I found the discussion of the issue very interesting. Unfortunately, I think that the guest bloggers were talking past each other on several issues.
For example, Jill points out that different teachers may start out with a different “endowment” of students in their classrooms, which might in turn affect their ability to raise test scores. Yet Tyler points out that this problem can be overcome by comparing similarly situated teachers, in other words, teachers with similar “endowments” of students. This is a statistical process known as matching.
Jill points out that individual student scores likely vary year-to-year, but one could argue that this random noise should cancel out when you compare large enough groups of students, instead of simply comparing a single student over time.
In the end, linking test scores to pay would require some very sophisticated statistical methods to make teachers comparable and overcome some of the inherent measurement validity and reliability problems with tests. Yet, the more sophisticated statistical methods one uses, the stronger the technical assumptions required.
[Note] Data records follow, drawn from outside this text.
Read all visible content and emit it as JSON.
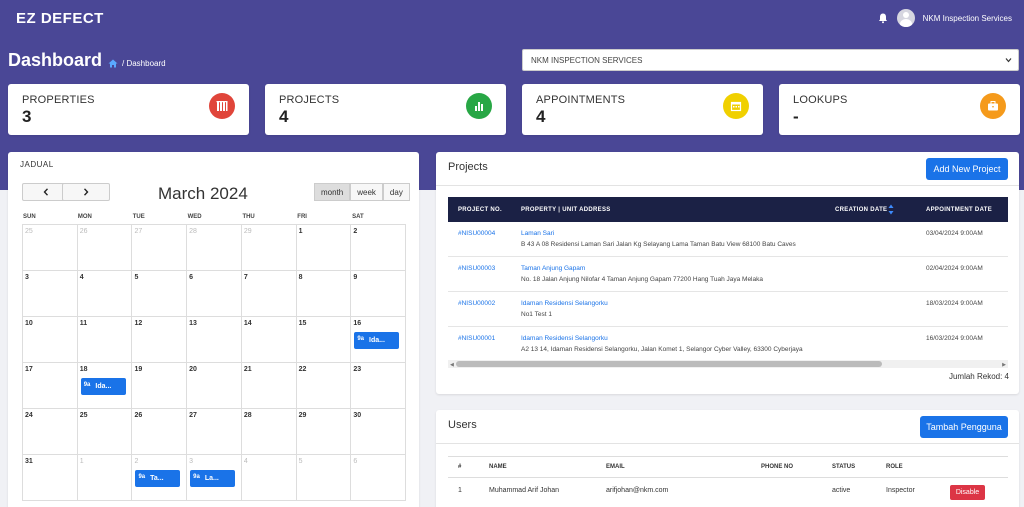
{
  "app": {
    "logo": "EZ DEFECT"
  },
  "header": {
    "user_name": "NKM Inspection Services"
  },
  "page": {
    "title": "Dashboard",
    "breadcrumb": "/ Dashboard"
  },
  "company_select": {
    "selected": "NKM INSPECTION SERVICES"
  },
  "stats": [
    {
      "label": "PROPERTIES",
      "value": "3",
      "color": "#e0453a",
      "icon": "building-icon"
    },
    {
      "label": "PROJECTS",
      "value": "4",
      "color": "#28a745",
      "icon": "bar-chart-icon"
    },
    {
      "label": "APPOINTMENTS",
      "value": "4",
      "color": "#f0d000",
      "icon": "calendar-icon"
    },
    {
      "label": "LOOKUPS",
      "value": "-",
      "color": "#f59a1b",
      "icon": "briefcase-icon"
    }
  ],
  "calendar": {
    "title": "JADUAL",
    "month": "March 2024",
    "views": [
      "month",
      "week",
      "day"
    ],
    "active_view": "month",
    "dow": [
      "SUN",
      "MON",
      "TUE",
      "WED",
      "THU",
      "FRI",
      "SAT"
    ],
    "weeks": [
      [
        {
          "d": "25",
          "o": true
        },
        {
          "d": "26",
          "o": true
        },
        {
          "d": "27",
          "o": true
        },
        {
          "d": "28",
          "o": true
        },
        {
          "d": "29",
          "o": true
        },
        {
          "d": "1"
        },
        {
          "d": "2"
        }
      ],
      [
        {
          "d": "3"
        },
        {
          "d": "4"
        },
        {
          "d": "5"
        },
        {
          "d": "6"
        },
        {
          "d": "7"
        },
        {
          "d": "8"
        },
        {
          "d": "9"
        }
      ],
      [
        {
          "d": "10"
        },
        {
          "d": "11"
        },
        {
          "d": "12"
        },
        {
          "d": "13"
        },
        {
          "d": "14"
        },
        {
          "d": "15"
        },
        {
          "d": "16",
          "ev": {
            "time": "9a",
            "title": "Ida..."
          }
        }
      ],
      [
        {
          "d": "17"
        },
        {
          "d": "18",
          "ev": {
            "time": "9a",
            "title": "Ida..."
          }
        },
        {
          "d": "19"
        },
        {
          "d": "20"
        },
        {
          "d": "21"
        },
        {
          "d": "22"
        },
        {
          "d": "23"
        }
      ],
      [
        {
          "d": "24"
        },
        {
          "d": "25"
        },
        {
          "d": "26"
        },
        {
          "d": "27"
        },
        {
          "d": "28"
        },
        {
          "d": "29"
        },
        {
          "d": "30"
        }
      ],
      [
        {
          "d": "31"
        },
        {
          "d": "1",
          "o": true
        },
        {
          "d": "2",
          "o": true,
          "ev": {
            "time": "9a",
            "title": "Ta..."
          }
        },
        {
          "d": "3",
          "o": true,
          "ev": {
            "time": "9a",
            "title": "La..."
          }
        },
        {
          "d": "4",
          "o": true
        },
        {
          "d": "5",
          "o": true
        },
        {
          "d": "6",
          "o": true
        }
      ]
    ]
  },
  "projects": {
    "title": "Projects",
    "add_label": "Add New Project",
    "columns": [
      "PROJECT NO.",
      "PROPERTY | UNIT ADDRESS",
      "CREATION DATE",
      "APPOINTMENT DATE"
    ],
    "rows": [
      {
        "no": "#NISU00004",
        "property": "Laman Sari",
        "address": "B 43 A 08 Residensi Laman Sari Jalan Kg Selayang Lama Taman Batu View 68100 Batu Caves",
        "appointment": "03/04/2024 9:00AM"
      },
      {
        "no": "#NISU00003",
        "property": "Taman Anjung Gapam",
        "address": "No. 18 Jalan Anjung Nilofar 4 Taman Anjung Gapam 77200 Hang Tuah Jaya Melaka",
        "appointment": "02/04/2024 9:00AM"
      },
      {
        "no": "#NISU00002",
        "property": "Idaman Residensi Selangorku",
        "address": "No1 Test 1",
        "appointment": "18/03/2024 9:00AM"
      },
      {
        "no": "#NISU00001",
        "property": "Idaman Residensi Selangorku",
        "address": "A2 13 14, Idaman Residensi Selangorku, Jalan Komet 1, Selangor Cyber Valley, 63300 Cyberjaya",
        "appointment": "16/03/2024 9:00AM"
      }
    ],
    "record_count": "Jumlah Rekod: 4"
  },
  "users": {
    "title": "Users",
    "add_label": "Tambah Pengguna",
    "columns": [
      "#",
      "NAME",
      "EMAIL",
      "PHONE NO",
      "STATUS",
      "ROLE"
    ],
    "rows": [
      {
        "no": "1",
        "name": "Muhammad Arif Johan",
        "email": "arifjohan@nkm.com",
        "phone": "",
        "status": "active",
        "role": "Inspector",
        "action": "Disable"
      }
    ]
  }
}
For example, the matching method Tyler describes has what statisticians call the “selection on observables assumption” — meaning that we have to assume that two teachers who are, as Tyler puts it, “similarly situated” based on things we can observe are also similarly situated on things we can’t observe or measure but which may also affect test performance.
Even the most basic regression models, which try to measure the effect of some treatment while “holding constant” other variables have implicit assumptions about the functional form of the relationship, the distribution of variables, correlation (or lack of) in error terms, etc. If these assumptions are violated, the results we get are inaccurate and biased in one way or another. The problem with all of these assumptions is that they are, in fact, assumptions — they’re things we often can’t test and must take on faith.
The public policy question is whether we think it’s fair to tie the compensation of real people to arbitrary statistical assumptions. If the assumptions are right, we may get improvement in the quality of education. If the assumptions are wrong, we’re going to have an unfair system of teacher pay. It seems like it’s up to the political process to decide whether the tradeoff is worth it, though we first have to make sure that voters and — more importantly — policymakers understand the tradeoffs involved. It’s not clear that they currently do.